The Edmonton Zone Virtual Hospital is an innovative way of delivering healthcare, by enhancing care in the community – right in the homes of patients who have chronic or complex illnesses, and decreasing and event replacing multiple admissions to hospitals and visits to emergency rooms.
A New Way to Provide Care
Instead of physically coming to the hospital site to receive care, patients can receive support conveniently, in the comfort of their homes, over the phone or by video.
Care is integrated across various medical teams, which could include care aides, licensed practical nurses, registered nurses, nurse practitioners, pharmacists, occupational therapists, physiotherapists, doctors and various other medical specialists. Care and the teams involved are personalized to the patient. All of these resources can be accessed by the patient through one point of contact, making the process of navigating their care easier.
These teams are able to perform numerous tasks, including monitoring patients’ health and symptoms, providing assessments, connecting patients to specialty teams and community providers and coordinating the care, monitoring medications, and educating and providing support to patients and their families to direct their own care.
They even coordinate with community paramedics to visit patients’ homes for scheduled or urgent care requests, to perform assessments, testing and acute treatments.
The program is designed to give care to people who have had multiple hospital admissions or emergency department visits because of chronic or complex medical conditions that involve multiple diseases or conditions, also known as comorbidities.
The program began accepting patients in April 2018. The first two patients admitted into the program, had been admitted to the hospital about eight or nine times over a six month period between the two of them. They also had up to 15 medications, 10 comorbidities, and approximately seven different specialist teams involved in their care.

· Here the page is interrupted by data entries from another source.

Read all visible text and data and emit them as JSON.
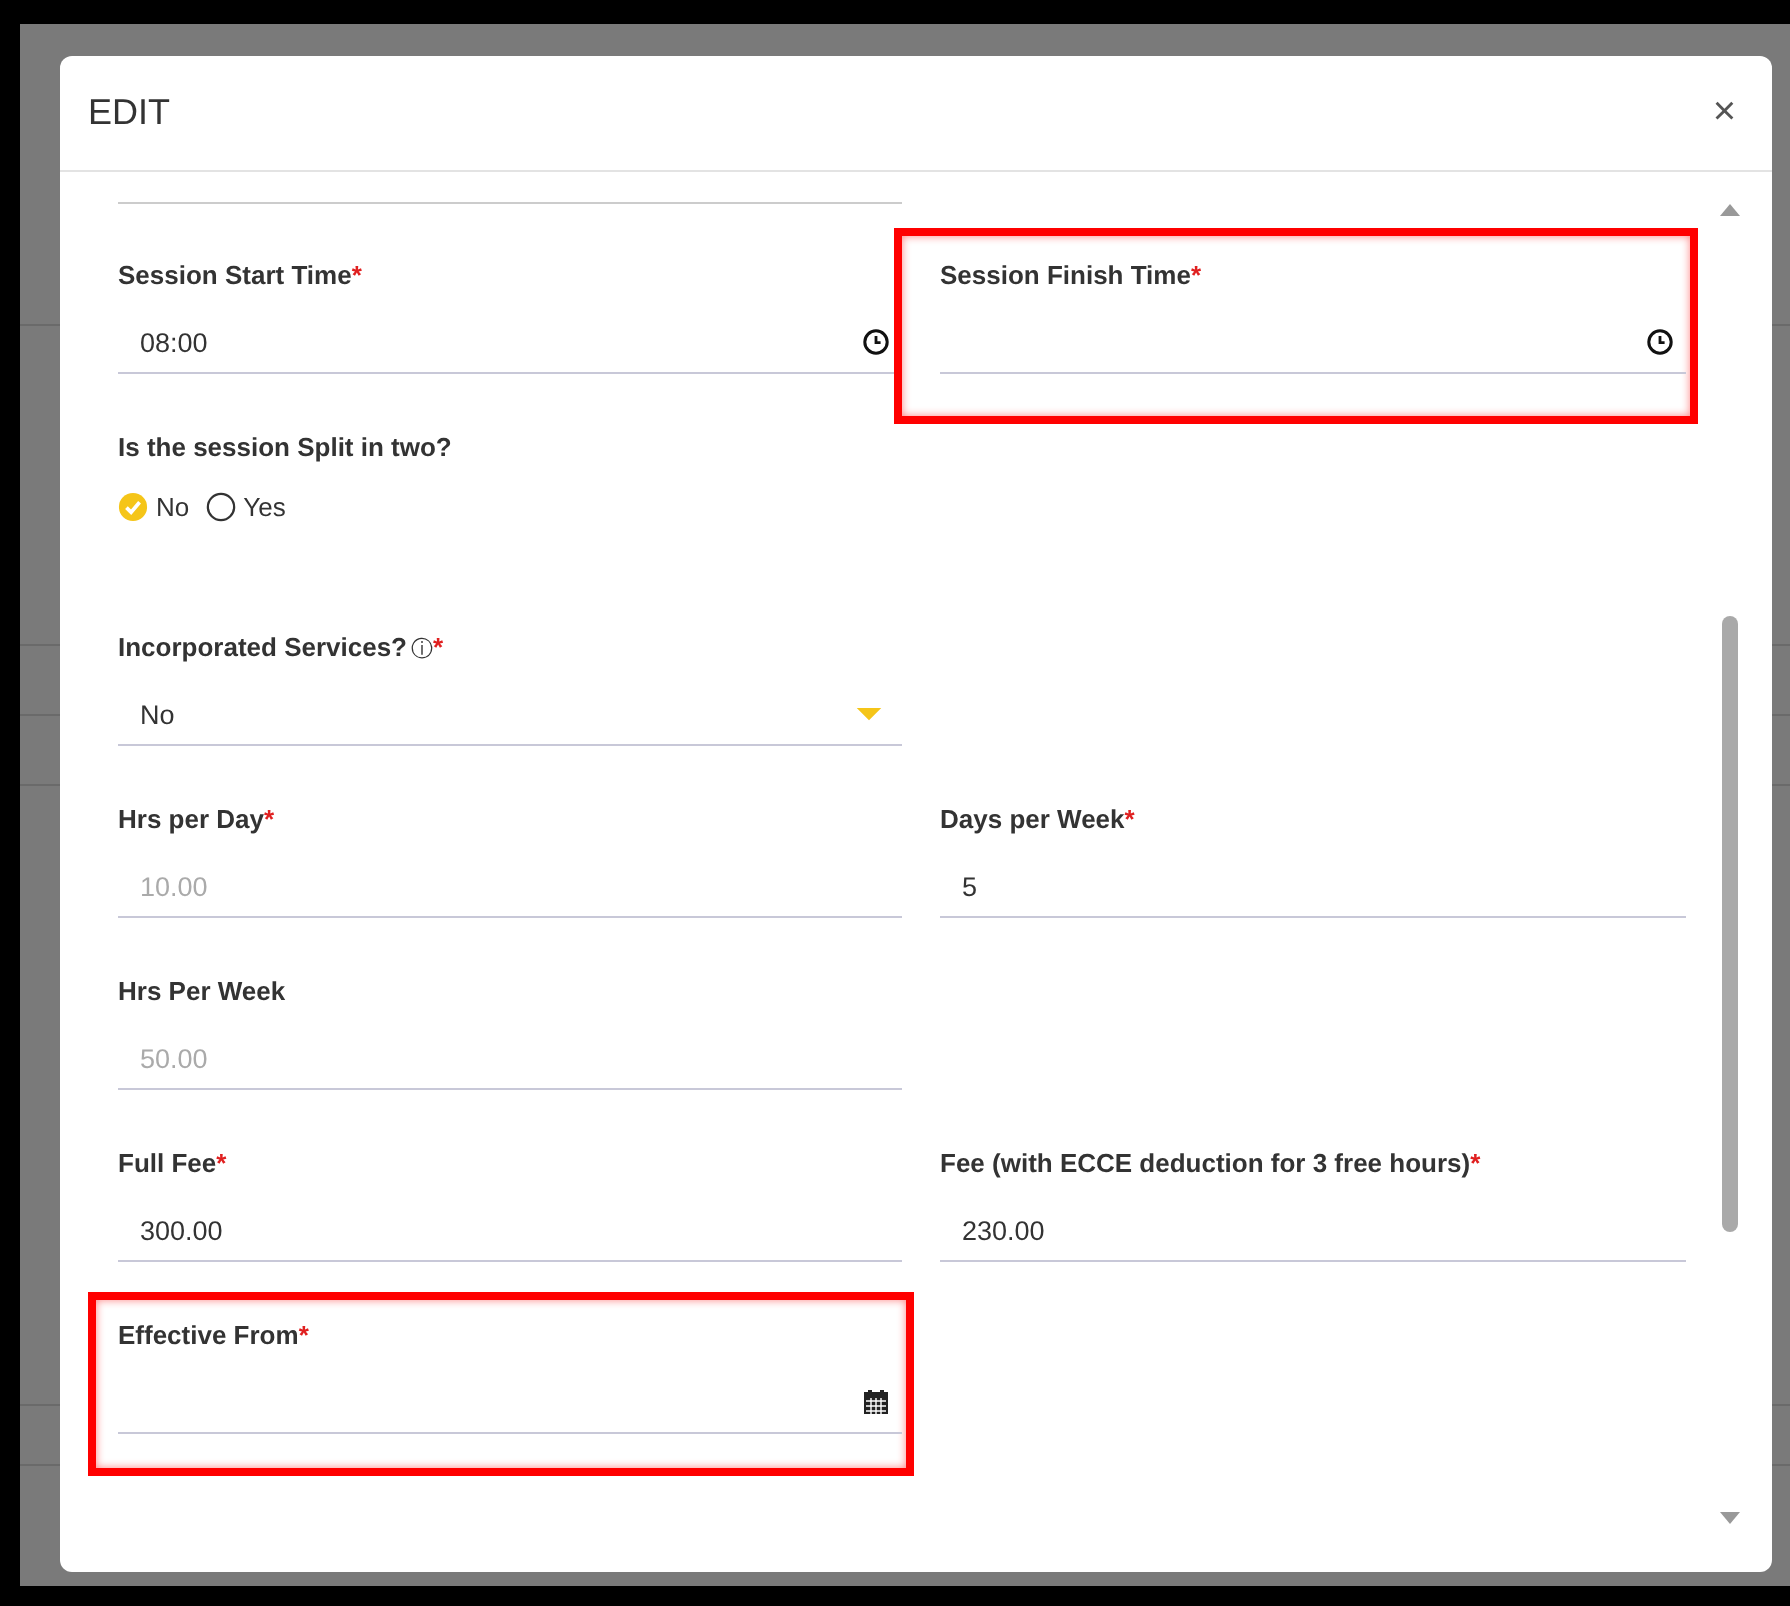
{
  "dialog": {
    "title": "EDIT",
    "close": "×"
  },
  "rows": [
    [
      {
        "kind": "time",
        "label": "Session Start Time",
        "required_mark": "*",
        "value": "08:00"
      },
      {
        "kind": "time",
        "label": "Session Finish Time",
        "required_mark": "*",
        "highlighted": true
      }
    ],
    [
      {
        "kind": "radio",
        "label": "Is the session Split in two?",
        "options": [
          {
            "label": "No",
            "selected": true
          },
          {
            "label": "Yes",
            "selected": false
          }
        ]
      }
    ],
    [
      {
        "kind": "select",
        "label": "Incorporated Services?",
        "info": "ⓘ",
        "required_mark": "*",
        "value": "No"
      }
    ],
    [
      {
        "kind": "text",
        "label": "Hrs per Day",
        "required_mark": "*",
        "value": "10.00",
        "disabled": true
      },
      {
        "kind": "text",
        "label": "Days per Week",
        "required_mark": "*",
        "value": "5"
      }
    ],
    [
      {
        "kind": "text",
        "label": "Hrs Per Week",
        "value": "50.00",
        "disabled": true
      }
    ],
    [
      {
        "kind": "text",
        "label": "Full Fee",
        "required_mark": "*",
        "value": "300.00"
      },
      {
        "kind": "text",
        "label": "Fee (with ECCE deduction for 3 free hours)",
        "required_mark": "*",
        "value": "230.00"
      }
    ],
    [
      {
        "kind": "date",
        "label": "Effective From",
        "required_mark": "*",
        "highlighted": true
      }
    ]
  ]
}
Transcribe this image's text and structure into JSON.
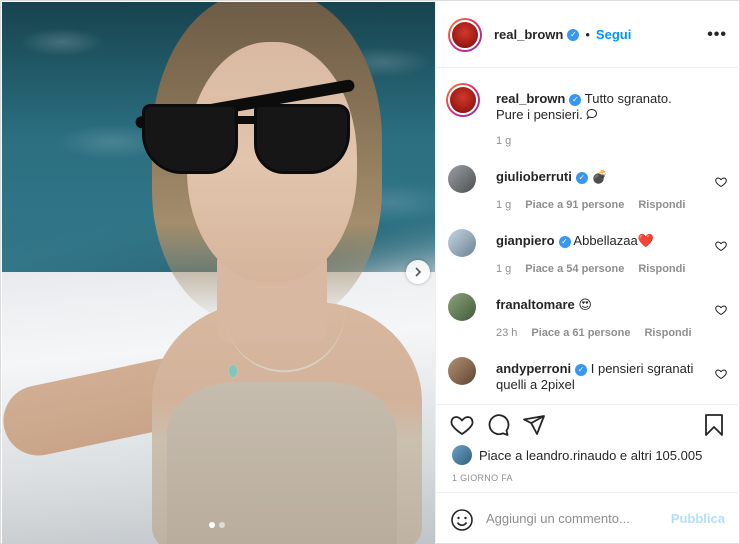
{
  "post": {
    "username": "real_brown",
    "follow_label": "Segui",
    "separator": "•",
    "more_icon": "more-icon",
    "caption_line1": "Tutto sgranato.",
    "caption_line2": "Pure i pensieri.",
    "caption_time": "1 g"
  },
  "comments": [
    {
      "user": "giulioberruti",
      "text": "💣",
      "time": "1 g",
      "likes": "Piace a 91 persone",
      "reply": "Rispondi"
    },
    {
      "user": "gianpiero",
      "text": "Abbellazaa❤️",
      "time": "1 g",
      "likes": "Piace a 54 persone",
      "reply": "Rispondi"
    },
    {
      "user": "franaltomare",
      "text": "😍",
      "time": "23 h",
      "likes": "Piace a 61 persone",
      "reply": "Rispondi"
    },
    {
      "user": "andyperroni",
      "text": "I pensieri sgranati",
      "text2": "quelli a 2pixel"
    }
  ],
  "likes_text": "Piace a leandro.rinaudo e altri 105.005",
  "date_text": "1 GIORNO FA",
  "composer": {
    "placeholder": "Aggiungi un commento...",
    "publish_label": "Pubblica"
  },
  "colors": {
    "link_blue": "#0095f6",
    "verified_blue": "#3897f0",
    "muted": "#8e8e8e"
  }
}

“I think the concept of the Virtual Hospital came from the fact that we saw a patient population that has this burden of health complexity and care needs, and that our traditional models of care weren’t serving them with the traditional brick and mortar hospital and access to emergency, as well as we thought we could,” said Dr. Gregory Hrynchyshyn, Medical Director Edmonton Zone Virtual Hospital.
Today, there are about 165 patients treated through the program.
Most recently there’s been even more interest in the Virtual Hospital because of COVID-19 concerns. The service could be used to monitor patients who are suspected of having COVID-19, to see if symptoms develop, as well as to monitor patients as they recover from the illness, with minimal exposure of patients to other people and to other illnesses. It could also benefit patients who are not suspected of having COVID, but who are at a higher risk for contracting it, to limit their exposure.
The Virtual Hospital model could also be useful to patients in remote areas. The University of Alberta Hospital, Mazankowski Alberta Heart Institute and Kaye Edmonton Clinic serve patients from all over western and northern Canada. For rural patients, routine appointments can turn into logistical ordeals that require coordination of transportation and accommodation, further complicated by the health needs of the patients. The Virtual Hospital model could allow these patients to receive the care they need without the additional hassle of physically coming to the care facilities themselves.
Time is a precious gift, especially for those who have serious health concerns. The Edmonton Zone Virtual Hospital allows patients to receive an excellent level of care, while getting back their time, so they can stay at home with family and friends.